Sunday, December 27, 2009

A Person's a Person, No Matter How Small

I wrote this on Memorial Day, right after attending a memorial service for baby Sara Lorraine, but waited for the intensity of my emotion to ebb like a receding tide before posting. The pain is still there, but now it's swimming along with the glee, hope, melancholy, joy, peace and all the other feelings in my ocean of emotion, and it is no longer cresting, violently smashing down on the shore of my heart. I post this on her birthday, just after we release balloons with messages of love for her.
From ainslee

It's been nearly 7 years and I thought I was over it. Not really over it, but in control of it.

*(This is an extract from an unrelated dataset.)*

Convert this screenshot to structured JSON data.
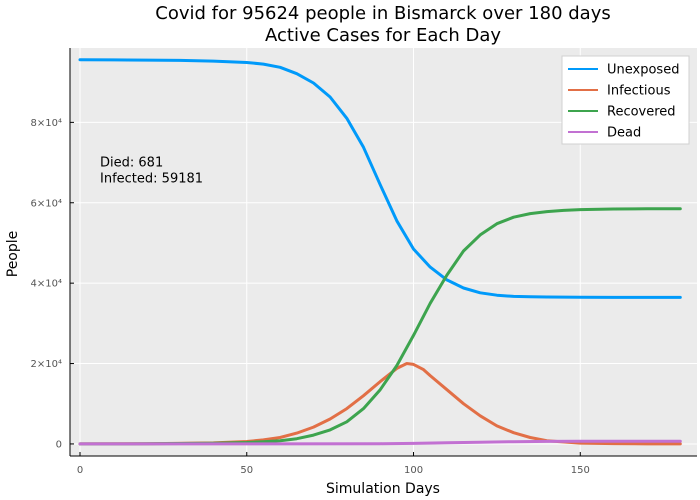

I went to the service to show sister-like solidarity and support, to let a mother like me know I share her pain and her journey. But Father Time and Mother Nature had other plans for me. As I walked into the chapel and saw the tiny white casket draped in baby roses, the home-made perfectly scrapped "It's A Girl" banner hanging over it, and the wee footprints marking her minutes long life on the pearl pink program, I was taken back. Literally traveling through time. No longer merely a survivor of this pain, I whirled through the sands of time to a place I had left long ago.
From ainslee

Suddenly, it was a cold dark day in January, 2003 (truthfully, now I don't even remember if it was actually dark, or it just felt dark). I had meticulously done the girls' hair and dressed them up in their red velvet Christmas dresses made for all the girl cousins by my mom, trying to forget how happy and naive I was just weeks before as they wore those very dresses while I snapped a photo of them in each other's arms under the Christmas tree. The woman who took that picture was no longer me. She was someone with big plans: tickets bought to go home for Christmas, invitations sent for Ellie's 3rd Princess Birthday Party, visions of decorating the nursery in pink satin after the holidays. She was clueless about sorrow and grief and fear and despair. Sometimes I really envy her.
From ainslee

But it was January, and I was wishing I could be anywhere else in time. I had knelt beside my husband in the home of his childhood, holding his hand desperately as if it would ground me to sanity, while he offered a prayer for our family and teared up when he swore he heard "daddy" in the distance. I was standing outside at a cemetery burying my baby, trying to hold myself together for the two I had with me still, when all I wanted, more than even to take my next breath, was to be with the one who had left. It was a dark place for my soul, where the seed of hope was so small and so hidden from view I could barely muster the energy and courage to try to find it.

My heart has since been patched. I've wrapped the wounds with memories of better times, with perspective on God and attachment, with feeling her love and presence, and most importantly, with a greater appreciation for the circle of life and the meaning of those who touch ours, even if their footprints are smaller than my pinky, or their weight is measured in ounces.

The grandmother at the service today quoted Dr. Seuss from Horton Hears a Who:

A person's a person, no matter how small.

I couldn't agree more. And when I think of my own loss and the reality of who this tiny baby really was and is, I am humbled at the impact of her life. What person has taught me grace and perspective and gratitude for the everyday more than she? What experience has given me more grit and empathy? And whose soul has spoken the truth of how interconnected we all are more than hers?
From ainslee

So I'm missing you today, Ainslee Sarah Butterfield, and a twinkle in my heart tells me you might be feeling the same.